Lila Miller, A&E Editor
“What makes your heart hurt? What makes you sad? What upsets you?” I aimed to find strangers in New York to answer those questions in an attempt to prove that New Yorkers (and people in general) really just crave understanding in an apathetic world. 8.623 million people live in New York City.
People flock to the city like pigeons searching for something. Too often, New Yorkers are characterized as impersonal.
Scores of tourists flaunt the iconic I HEART NY, but what truly lies at the heart of New York dwellers? I asked six random strangers a few questions and took polaroids of them afterward. I lingered, talking while the film developed, and ultimately, we were all exposed.
Stephen was a security guard. I introduced myself, explained that I was a writer, and asked him what has made him sad, in New York, in his life currently, or in memories.
“My father passed away when I was very young,” he says, but left the cause of death not up for discussion. He talks about Mister Rogers and how this generation’s children don’t progress and don’t have time to themselves to figure out how to express how they’re feeling because our world is so fast-paced.
I met an anonymous man on an elevator, and mumbled a question like,
“Do you want to hear my elevator speech?” He listens to my questions with a small laugh and deprecating smile.
“What upsets me?” After a pause, he continues, “aging.” When I asked if I could take his photo, he was unwilling. After one moment of vulnerability, he went back to being just as closed off as the elevator doors that separated us.
In Times Square, I spotted Mickey Mouse from the Happiest Place On Earth. When I asked him my questions, his pal Luigi had to help him out, as he spoke little English.
Luigi explained that he was learning English in school. I saw how difficult it must be to live in a country where you aren’t fluent. How do you connect with other people if you can’t speak the same language?
On the street, I met a Ticket Tellers comedy promoter. I asked him my questions. At first, he mentioned quickly that he had somewhere to be, but acquiesced.
“People don’t really try to understand each other anymore and we’re always blaming one another,” he sighed and looked away. On to the next one.
I boarded the N train and noticed an ad on the wall of the train that bragged, “there’s only one city where everyone has a PhD in minding their own business.”
Taking a glance around the subway car, my eyes settled on a freckle-faced boy of about ten. He wore a somber expression but as a previous school teacher, I knew enough about parents not to ask him why he felt that way.
His younger brother absent-mindedly swung a bright yellow bag emblazoned with a blue Lego on his arm.
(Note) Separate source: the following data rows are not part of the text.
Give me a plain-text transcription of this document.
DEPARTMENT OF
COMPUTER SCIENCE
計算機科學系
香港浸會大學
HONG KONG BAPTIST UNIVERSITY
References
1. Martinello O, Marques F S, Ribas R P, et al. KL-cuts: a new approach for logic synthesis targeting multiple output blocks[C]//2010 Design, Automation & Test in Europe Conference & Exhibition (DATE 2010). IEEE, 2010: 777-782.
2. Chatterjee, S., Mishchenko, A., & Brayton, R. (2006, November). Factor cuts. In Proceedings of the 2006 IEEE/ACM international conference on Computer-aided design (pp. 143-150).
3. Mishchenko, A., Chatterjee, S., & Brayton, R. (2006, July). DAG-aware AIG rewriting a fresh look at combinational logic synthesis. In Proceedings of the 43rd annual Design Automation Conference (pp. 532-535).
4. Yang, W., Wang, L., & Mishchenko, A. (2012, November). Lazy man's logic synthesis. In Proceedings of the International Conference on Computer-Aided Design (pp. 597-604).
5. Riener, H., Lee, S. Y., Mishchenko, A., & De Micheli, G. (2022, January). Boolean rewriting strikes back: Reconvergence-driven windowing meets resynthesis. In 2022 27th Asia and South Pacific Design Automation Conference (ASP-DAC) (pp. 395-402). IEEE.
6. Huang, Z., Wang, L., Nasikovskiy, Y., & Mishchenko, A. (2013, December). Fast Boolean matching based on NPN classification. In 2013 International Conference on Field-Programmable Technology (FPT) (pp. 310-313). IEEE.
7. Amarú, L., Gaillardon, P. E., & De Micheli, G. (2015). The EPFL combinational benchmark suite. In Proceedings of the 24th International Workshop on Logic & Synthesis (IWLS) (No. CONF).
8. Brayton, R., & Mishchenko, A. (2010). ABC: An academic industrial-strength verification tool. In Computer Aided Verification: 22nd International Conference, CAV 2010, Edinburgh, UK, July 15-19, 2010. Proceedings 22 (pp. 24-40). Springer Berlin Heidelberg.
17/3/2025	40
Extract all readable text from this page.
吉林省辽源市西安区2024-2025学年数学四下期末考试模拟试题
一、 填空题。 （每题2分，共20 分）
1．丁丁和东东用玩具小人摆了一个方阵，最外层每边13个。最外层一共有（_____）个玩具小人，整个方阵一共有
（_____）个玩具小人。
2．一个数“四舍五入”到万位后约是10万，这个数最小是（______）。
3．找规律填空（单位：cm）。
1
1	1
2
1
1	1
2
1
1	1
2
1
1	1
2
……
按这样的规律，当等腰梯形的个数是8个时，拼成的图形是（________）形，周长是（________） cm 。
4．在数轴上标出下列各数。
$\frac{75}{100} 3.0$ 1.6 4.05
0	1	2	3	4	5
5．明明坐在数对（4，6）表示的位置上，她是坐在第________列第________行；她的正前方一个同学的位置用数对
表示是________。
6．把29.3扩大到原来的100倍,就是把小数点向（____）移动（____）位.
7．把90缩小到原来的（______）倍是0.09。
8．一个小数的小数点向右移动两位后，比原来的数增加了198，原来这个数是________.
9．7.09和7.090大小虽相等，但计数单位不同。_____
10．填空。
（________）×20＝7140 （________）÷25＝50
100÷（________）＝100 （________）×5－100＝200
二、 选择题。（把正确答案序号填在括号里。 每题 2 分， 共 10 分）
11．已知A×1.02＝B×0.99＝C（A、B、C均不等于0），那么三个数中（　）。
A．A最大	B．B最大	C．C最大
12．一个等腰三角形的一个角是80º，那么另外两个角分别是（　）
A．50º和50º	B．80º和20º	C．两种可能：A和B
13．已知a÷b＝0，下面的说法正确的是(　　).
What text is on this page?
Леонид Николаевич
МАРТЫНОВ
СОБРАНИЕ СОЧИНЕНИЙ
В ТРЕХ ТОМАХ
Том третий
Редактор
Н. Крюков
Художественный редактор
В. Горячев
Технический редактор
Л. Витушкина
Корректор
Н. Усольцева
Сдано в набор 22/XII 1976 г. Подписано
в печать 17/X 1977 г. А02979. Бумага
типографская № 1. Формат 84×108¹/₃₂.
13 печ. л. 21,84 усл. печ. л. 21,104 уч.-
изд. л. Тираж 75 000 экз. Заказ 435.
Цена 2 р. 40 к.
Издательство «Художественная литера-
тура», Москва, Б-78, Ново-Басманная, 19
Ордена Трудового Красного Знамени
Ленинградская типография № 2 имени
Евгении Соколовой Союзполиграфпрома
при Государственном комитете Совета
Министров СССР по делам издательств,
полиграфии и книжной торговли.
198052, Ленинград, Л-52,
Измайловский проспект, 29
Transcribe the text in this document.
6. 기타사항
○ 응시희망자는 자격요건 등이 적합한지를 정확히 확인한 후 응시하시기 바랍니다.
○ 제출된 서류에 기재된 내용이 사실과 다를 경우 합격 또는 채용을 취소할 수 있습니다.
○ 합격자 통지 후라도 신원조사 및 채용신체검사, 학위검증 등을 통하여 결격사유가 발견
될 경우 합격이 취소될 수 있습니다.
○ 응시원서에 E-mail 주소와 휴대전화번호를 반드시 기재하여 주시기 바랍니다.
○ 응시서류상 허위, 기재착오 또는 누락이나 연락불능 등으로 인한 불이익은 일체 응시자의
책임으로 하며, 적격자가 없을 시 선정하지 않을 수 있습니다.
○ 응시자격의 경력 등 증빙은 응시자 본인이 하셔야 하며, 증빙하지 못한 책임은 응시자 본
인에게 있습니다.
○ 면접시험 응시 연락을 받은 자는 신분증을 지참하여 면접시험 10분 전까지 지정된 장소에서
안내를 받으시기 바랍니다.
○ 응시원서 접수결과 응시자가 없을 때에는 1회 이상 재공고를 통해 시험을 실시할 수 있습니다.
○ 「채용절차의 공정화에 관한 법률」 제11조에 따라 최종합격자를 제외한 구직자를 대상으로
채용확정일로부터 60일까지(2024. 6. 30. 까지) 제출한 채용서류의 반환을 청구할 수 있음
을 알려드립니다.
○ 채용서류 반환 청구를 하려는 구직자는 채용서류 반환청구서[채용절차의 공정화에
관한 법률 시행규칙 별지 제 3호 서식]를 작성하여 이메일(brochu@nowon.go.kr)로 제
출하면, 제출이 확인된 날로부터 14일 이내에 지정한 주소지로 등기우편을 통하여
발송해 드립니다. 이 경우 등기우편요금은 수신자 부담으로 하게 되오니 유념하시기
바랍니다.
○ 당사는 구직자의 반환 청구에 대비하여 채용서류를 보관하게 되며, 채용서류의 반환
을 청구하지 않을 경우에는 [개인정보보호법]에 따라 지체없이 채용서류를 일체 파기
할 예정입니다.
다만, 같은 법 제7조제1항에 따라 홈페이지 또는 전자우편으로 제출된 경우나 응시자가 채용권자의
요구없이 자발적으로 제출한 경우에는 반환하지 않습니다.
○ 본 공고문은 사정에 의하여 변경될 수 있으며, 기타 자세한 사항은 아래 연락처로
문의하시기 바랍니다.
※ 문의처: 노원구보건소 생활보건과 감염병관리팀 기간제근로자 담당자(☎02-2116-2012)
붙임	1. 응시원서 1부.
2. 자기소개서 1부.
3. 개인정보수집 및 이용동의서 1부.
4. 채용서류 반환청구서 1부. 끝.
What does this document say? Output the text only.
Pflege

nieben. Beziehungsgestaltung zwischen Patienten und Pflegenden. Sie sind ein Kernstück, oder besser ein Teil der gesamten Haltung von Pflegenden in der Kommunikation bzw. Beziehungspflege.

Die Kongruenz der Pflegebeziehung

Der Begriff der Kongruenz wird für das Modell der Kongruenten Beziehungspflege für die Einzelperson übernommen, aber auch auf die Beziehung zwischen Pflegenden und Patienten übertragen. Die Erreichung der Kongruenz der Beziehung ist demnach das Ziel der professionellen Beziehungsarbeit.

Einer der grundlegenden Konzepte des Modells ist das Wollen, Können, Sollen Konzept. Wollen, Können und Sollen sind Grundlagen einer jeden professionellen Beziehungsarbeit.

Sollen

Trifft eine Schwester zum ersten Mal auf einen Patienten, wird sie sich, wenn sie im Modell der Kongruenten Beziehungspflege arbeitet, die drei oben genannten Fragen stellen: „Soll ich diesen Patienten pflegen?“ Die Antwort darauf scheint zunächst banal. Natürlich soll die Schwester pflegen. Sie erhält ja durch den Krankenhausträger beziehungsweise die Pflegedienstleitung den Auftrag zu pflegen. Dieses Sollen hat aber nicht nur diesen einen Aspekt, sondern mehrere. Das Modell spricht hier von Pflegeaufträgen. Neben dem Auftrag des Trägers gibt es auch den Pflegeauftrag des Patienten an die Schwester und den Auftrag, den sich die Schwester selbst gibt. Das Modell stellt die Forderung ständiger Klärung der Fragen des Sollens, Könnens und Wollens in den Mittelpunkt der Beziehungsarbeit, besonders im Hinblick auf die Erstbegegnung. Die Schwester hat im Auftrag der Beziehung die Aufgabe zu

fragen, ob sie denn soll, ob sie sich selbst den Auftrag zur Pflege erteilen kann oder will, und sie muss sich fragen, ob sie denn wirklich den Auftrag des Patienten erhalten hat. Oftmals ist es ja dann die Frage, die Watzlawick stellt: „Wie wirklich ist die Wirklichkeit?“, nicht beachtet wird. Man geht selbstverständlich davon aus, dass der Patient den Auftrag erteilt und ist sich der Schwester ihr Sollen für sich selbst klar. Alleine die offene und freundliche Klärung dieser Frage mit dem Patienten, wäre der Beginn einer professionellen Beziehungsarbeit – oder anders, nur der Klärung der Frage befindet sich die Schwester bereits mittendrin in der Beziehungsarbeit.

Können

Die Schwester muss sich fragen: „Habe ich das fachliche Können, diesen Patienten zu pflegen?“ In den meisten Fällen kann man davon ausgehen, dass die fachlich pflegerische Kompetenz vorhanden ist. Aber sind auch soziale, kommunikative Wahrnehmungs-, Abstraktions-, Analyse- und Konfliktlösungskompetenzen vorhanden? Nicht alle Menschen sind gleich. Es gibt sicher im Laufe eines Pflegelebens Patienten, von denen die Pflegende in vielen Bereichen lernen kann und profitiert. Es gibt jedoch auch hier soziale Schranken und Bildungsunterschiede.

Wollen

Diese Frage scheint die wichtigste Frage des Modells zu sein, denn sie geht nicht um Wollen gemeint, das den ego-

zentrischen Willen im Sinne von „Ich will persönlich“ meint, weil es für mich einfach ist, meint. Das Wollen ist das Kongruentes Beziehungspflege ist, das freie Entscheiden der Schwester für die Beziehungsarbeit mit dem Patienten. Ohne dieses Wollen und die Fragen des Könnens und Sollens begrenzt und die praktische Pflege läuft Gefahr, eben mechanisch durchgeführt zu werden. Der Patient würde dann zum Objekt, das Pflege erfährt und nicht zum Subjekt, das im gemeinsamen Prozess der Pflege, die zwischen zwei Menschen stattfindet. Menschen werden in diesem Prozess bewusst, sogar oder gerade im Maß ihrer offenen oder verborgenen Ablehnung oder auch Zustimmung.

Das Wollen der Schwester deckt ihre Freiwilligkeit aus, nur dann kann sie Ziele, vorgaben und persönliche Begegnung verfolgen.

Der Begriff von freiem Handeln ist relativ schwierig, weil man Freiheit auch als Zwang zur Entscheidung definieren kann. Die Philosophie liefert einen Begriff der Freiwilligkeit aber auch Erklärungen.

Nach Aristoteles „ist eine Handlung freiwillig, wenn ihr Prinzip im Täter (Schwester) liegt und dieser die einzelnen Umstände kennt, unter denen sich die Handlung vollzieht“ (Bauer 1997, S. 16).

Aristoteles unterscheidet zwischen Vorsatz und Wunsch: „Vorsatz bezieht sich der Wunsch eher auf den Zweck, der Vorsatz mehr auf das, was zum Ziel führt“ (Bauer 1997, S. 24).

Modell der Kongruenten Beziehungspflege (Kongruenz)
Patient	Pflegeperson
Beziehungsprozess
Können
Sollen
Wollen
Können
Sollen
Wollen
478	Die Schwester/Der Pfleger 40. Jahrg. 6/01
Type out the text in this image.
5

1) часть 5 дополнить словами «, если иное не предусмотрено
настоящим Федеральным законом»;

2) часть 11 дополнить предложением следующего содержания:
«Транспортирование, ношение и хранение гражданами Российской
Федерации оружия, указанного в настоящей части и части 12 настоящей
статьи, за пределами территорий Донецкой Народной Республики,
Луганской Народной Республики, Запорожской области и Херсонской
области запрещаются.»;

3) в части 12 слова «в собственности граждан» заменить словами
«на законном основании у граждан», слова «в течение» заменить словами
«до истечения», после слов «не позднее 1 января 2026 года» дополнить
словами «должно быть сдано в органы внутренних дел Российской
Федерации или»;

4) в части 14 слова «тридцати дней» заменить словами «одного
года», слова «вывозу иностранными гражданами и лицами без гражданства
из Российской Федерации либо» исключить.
Maybe he didn’t get the toy he wanted. Maybe it was something bigger than that. Eventually, we all learn to make peace with the unknown.
People sit so close on the subway. The peanut M&Ms a man was vigorously popping into his mouth at increasing intervals made me salivate, though I had found the grand M&M store on Broadway overwhelming and its wares tacky at best.
As I disembarked on Canal Street I heard a man yelling more and more fervently,
“This is the wrong station!” He repeats himself several times before a woman says, “…okay!” in a resigned fashion.
Next, I met Drew. Drew worked for a news stand and freelance writes and edits. I ask him my questions, he pauses and looks elsewhere.
“The things I have the ability to change myself. Those things seem to come in mind. I’m pretty optimistic. Yeah, I’d say I’m pretty positive,” he sums up. I never trust people that appear to be happy all the time. It just seems disingenuous.
I asked one last person what weighed their heart down. Ellie worked at an independent clothing stall, Rora and an artisanal ice cream stall called Sweet Nova. She had the kind of job that showed she didn’t really need a job at all really. I asked her my questions.
“What makes me sad? It depends on the day. Sometimes, it’s that my parents are going to die and I’m going to have to live a portion of my life without them. But overall? I think it’s that I’m so privileged. I kind of have everything…and I’m still sad.”
In New York where walls of people cross the streets and rush by each other, I was able to forge a connection with six strangers on what makes us human. For a few hours on one afternoon, I was able to look under the cloak of anonymity that New York City provides. I think sadness and loneliness are linked. Loneliness is the human condition. At the root of loneliness, people really just want to be heard and understood.